Todos temos muito orgulho no passado das associações mas a forma como no passado funcionaram operacionalmente e administrativamente é hoje impensável de repetir por múltiplas razões. Muitas dessas razões são conhecidas. Novos hábitos e condições de trabalho, o aumento exponencial dos pedidos de socorro, o transporte doentes organizado que durante muitos anos não se fez, a título de exemplo, alteraram radicalmente a vida das associações.
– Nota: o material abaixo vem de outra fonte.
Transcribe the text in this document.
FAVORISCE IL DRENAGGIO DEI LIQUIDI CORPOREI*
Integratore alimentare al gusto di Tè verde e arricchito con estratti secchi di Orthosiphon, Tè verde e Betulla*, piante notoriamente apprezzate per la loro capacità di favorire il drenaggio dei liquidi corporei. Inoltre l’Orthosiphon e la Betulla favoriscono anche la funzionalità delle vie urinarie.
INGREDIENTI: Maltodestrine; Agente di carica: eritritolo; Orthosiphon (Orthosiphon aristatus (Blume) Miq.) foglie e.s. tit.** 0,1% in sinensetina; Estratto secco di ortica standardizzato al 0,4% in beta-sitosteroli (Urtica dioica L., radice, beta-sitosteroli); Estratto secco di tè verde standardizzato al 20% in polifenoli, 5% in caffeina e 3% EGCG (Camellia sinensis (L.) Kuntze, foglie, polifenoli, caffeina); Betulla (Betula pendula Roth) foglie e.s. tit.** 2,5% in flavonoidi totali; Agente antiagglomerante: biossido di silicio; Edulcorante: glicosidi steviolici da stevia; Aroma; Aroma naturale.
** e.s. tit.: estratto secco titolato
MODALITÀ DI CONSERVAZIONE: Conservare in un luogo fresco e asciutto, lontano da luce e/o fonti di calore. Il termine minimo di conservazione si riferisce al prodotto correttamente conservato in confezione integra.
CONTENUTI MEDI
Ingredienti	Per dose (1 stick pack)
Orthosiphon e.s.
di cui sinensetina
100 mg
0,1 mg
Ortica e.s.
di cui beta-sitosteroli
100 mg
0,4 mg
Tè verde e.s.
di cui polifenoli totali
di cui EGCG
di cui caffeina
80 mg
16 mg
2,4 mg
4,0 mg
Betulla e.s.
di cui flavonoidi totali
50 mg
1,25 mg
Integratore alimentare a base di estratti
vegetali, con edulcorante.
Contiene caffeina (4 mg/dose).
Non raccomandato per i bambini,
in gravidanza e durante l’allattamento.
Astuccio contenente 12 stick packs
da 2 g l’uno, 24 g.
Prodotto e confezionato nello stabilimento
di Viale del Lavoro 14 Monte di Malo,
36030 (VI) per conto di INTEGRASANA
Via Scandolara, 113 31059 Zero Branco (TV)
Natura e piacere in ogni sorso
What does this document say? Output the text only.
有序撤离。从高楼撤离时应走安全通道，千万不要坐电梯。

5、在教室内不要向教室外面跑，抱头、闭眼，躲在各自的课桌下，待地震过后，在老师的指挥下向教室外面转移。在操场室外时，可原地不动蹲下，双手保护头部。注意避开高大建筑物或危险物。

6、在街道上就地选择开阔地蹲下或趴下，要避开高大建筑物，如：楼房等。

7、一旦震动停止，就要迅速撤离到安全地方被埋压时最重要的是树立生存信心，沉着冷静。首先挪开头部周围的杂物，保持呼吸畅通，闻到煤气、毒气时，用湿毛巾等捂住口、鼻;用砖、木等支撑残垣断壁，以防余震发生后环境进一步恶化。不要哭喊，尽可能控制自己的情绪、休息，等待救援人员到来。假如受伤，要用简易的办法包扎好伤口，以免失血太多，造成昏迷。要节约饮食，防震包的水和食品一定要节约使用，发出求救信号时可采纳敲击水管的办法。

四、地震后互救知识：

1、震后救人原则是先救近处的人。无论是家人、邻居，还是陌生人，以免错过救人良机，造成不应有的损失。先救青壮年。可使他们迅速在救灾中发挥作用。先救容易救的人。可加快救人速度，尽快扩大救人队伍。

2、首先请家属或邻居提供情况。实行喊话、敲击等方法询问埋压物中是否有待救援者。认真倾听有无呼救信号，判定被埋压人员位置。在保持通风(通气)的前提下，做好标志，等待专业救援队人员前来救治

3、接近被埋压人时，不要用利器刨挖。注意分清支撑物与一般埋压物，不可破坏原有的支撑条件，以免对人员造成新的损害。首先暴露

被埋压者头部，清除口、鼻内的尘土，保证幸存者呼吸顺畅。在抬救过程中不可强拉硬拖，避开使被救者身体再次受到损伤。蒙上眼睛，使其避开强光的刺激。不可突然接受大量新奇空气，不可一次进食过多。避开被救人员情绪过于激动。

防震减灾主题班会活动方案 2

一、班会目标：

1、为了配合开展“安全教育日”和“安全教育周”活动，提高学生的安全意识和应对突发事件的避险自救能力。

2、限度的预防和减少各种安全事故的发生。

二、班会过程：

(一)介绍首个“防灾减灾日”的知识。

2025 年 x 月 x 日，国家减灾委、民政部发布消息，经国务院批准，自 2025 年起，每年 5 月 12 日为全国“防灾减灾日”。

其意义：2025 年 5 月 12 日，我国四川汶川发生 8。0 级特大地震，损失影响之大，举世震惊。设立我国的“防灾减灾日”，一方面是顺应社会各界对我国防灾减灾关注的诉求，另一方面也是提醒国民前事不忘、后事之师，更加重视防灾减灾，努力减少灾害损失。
Desde logo, obrigaram a ter mais bombeiros disponíveis, limitando muito o recurso à disponibilidade ocasional de voluntários presentes no quartel e exigindo também novos métodos de gestão, não só pela evolução da própria lei, mas também devido aos compromissos financeiros crescentes e aos montantes em presença.
Por estas e outras razões tudo mudou. E estão condenadas ao fracasso as tentativas de recuperar as regras do passado para as implementar hoje, o que já foi, já foi. E hoje trata-se de honrar o passado, sem dúvida, mas à luz das mudanças que a própria sociedade foi sofrendo. O voluntariado é um tema hoje a abordar noutros moldes.
Antes, qualquer um, nas folgas ou nos momentos de lazer passava pelo quartel, o que hoje já não acontece habitualmente. Á partida isso não quer dizer que o voluntariado esteja em crise. Quer dizer que a disponibilidade e o ritmo de vida muitos mudou e que importa também uma nova abordagem do tema pelas associações.
Nesse domínio, a reaproximação à comunidade é fundamental. E as escolas de infantes e cadetes tem sido um bom expediente para isso. Primeiro, cativando as crianças e os jovens para uma atividade positiva para a sua formação de cidadania e uma eventual porta aberta mais direta nos bombeiros.
Em segundo lugar, cativando também os pais e familiares das crianças para a participação e os progressos destas nas atividades das associações. Há testemunhos de pessoas que, por via das escolinhas, entraram pela primeira vez no quartel da sua localidade e tiveram contato com essa realidade. Importa tirar partido disso. A reaproximação dos bombeiros à comunidade por essa via poderá traçar novos horizontes.